Estimating the buccolingual thicknesses of bone at the half-height point we found the standard tomography (MD: 0.3 mm) more accurate than tomography with tilted mandible (MD: 0.67 mm). Apparently, transferring the shadow of ramus to the mandibular external border by tilting the mandible and consequently reduced sharpness of this region makes it difficult to estimate the thickness of bone.

In the case of the sharpness of the mandibular canal images Serhal believes that the cross-sectional images of the second and third molar regions can be distorted and be more oval rather than circular because of the patient's bad position.[10]

We found no significant difference between the sharpness of canal in two tomographic methods, although in 60% of tilted and 35% of standard tomographic images, the contour of canals were completely sharp, which is also explicable with the hypothesis of eliminating the shadow of ramus from the region.
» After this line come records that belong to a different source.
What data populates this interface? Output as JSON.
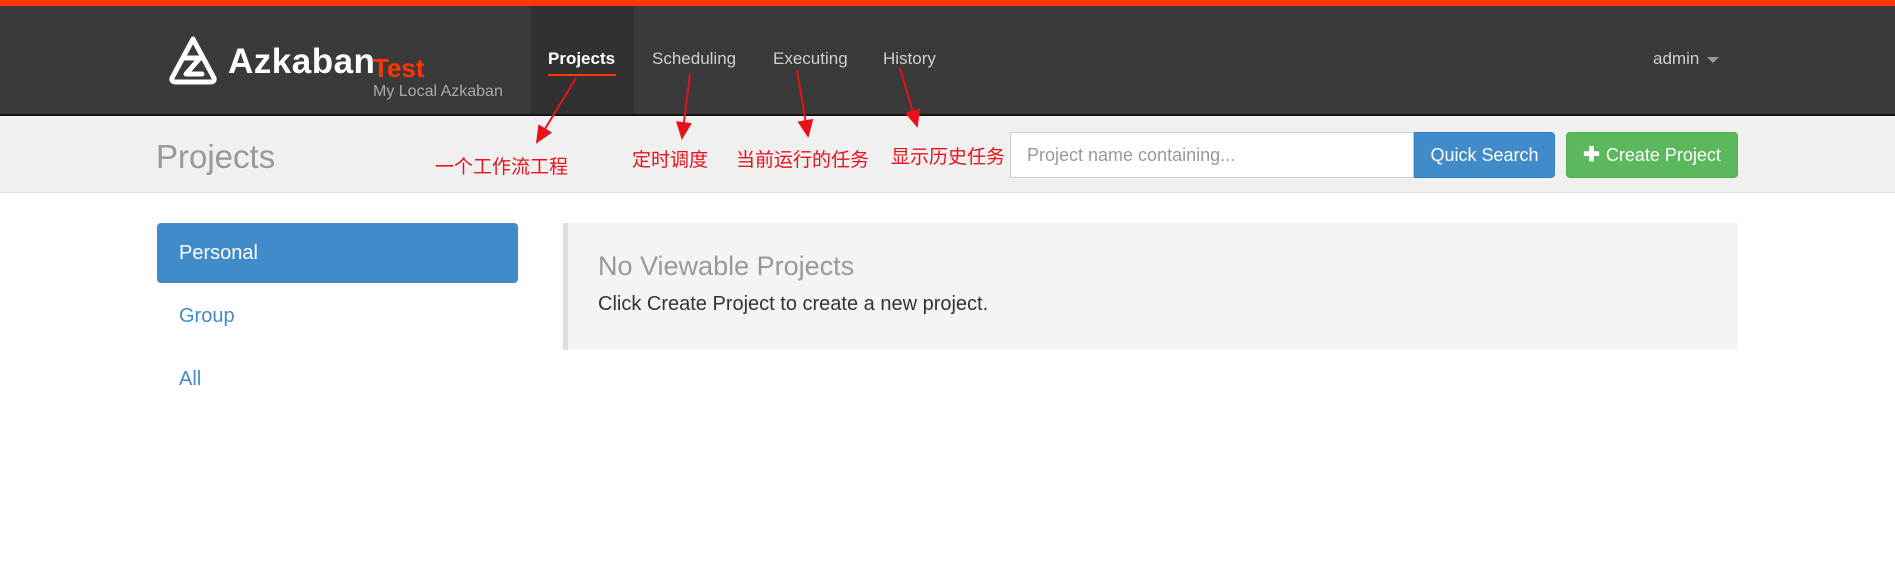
{
  "brand": {
    "name": "Azkaban",
    "environment": "Test",
    "subtitle": "My Local Azkaban",
    "logo_icon": "azkaban-logo-icon"
  },
  "nav": {
    "items": [
      {
        "label": "Projects",
        "active": true
      },
      {
        "label": "Scheduling",
        "active": false
      },
      {
        "label": "Executing",
        "active": false
      },
      {
        "label": "History",
        "active": false
      }
    ],
    "user": {
      "label": "admin",
      "icon": "caret-down-icon"
    }
  },
  "header": {
    "title": "Projects",
    "search": {
      "placeholder": "Project name containing...",
      "value": ""
    },
    "quick_search_label": "Quick Search",
    "create_project_label": "Create Project",
    "create_icon": "plus-icon"
  },
  "sidebar": {
    "items": [
      {
        "label": "Personal",
        "active": true
      },
      {
        "label": "Group",
        "active": false
      },
      {
        "label": "All",
        "active": false
      }
    ]
  },
  "panel": {
    "title": "No Viewable Projects",
    "text": "Click Create Project to create a new project."
  },
  "annotations": {
    "projects": "一个工作流工程",
    "scheduling": "定时调度",
    "executing": "当前运行的任务",
    "history": "显示历史任务"
  },
  "colors": {
    "accent_orange": "#ff3601",
    "navbar_bg": "#3a3a3a",
    "primary_blue": "#428bca",
    "success_green": "#5cb85c",
    "annotation_red": "#e8121b"
  }
}
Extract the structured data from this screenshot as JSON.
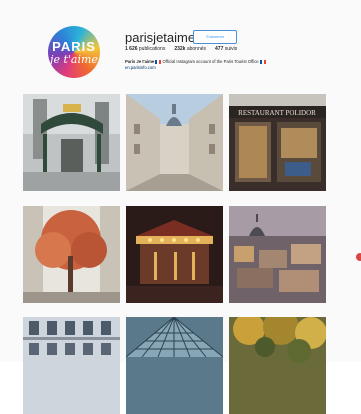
{
  "profile": {
    "username": "parisjetaime",
    "follow_label": "S'abonner",
    "avatar_text_top": "PARIS",
    "avatar_text_script": "je t'aime",
    "stats": [
      {
        "value": "1 626",
        "label": "publications"
      },
      {
        "value": "232k",
        "label": "abonnés"
      },
      {
        "value": "477",
        "label": "suivis"
      }
    ],
    "bio_name": "Paris Je t'aime",
    "bio_text": "Official Instagram account of the Paris Tourist Office",
    "bio_link": "en.parisinfo.com"
  },
  "posts": [
    {
      "name": "post-metro-entrance"
    },
    {
      "name": "post-sorbonne-street"
    },
    {
      "name": "post-restaurant-polidor"
    },
    {
      "name": "post-autumn-tree-courtyard"
    },
    {
      "name": "post-carousel-night"
    },
    {
      "name": "post-rooftops-view"
    },
    {
      "name": "post-haussmann-facade"
    },
    {
      "name": "post-glass-dome"
    },
    {
      "name": "post-autumn-leaves"
    }
  ],
  "colors": {
    "accent": "#3897f0",
    "text": "#262626"
  }
}
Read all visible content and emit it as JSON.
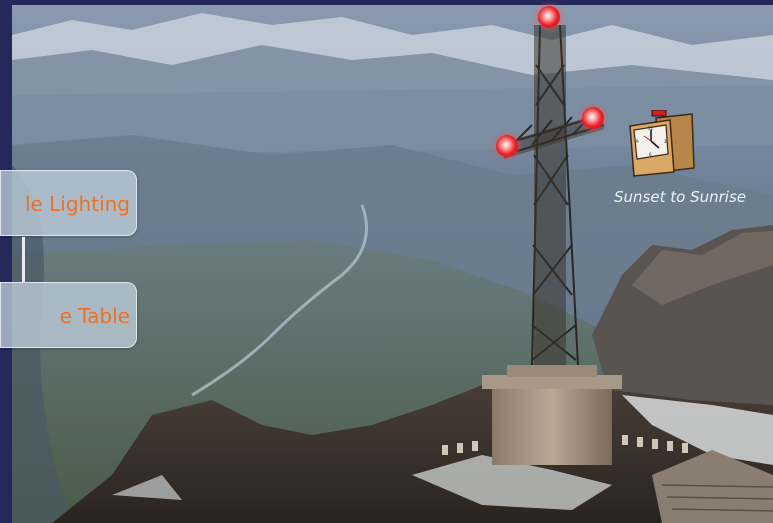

Therefore further studies with more samples are suggested.

CONCLUSION

Finally, it can be concluded that 8° buccal tilt of mandible, seemingly by eliminating the shadow of ramus, improves the estimation of the bone height and sharpness of the image of mandibular canal, but it is not helpful in estimating the bone thickness. In other words, buccal tilt is recommended when accurate bone height estimating is more important but routine standard tomography is preferred when the bone thickness is requested.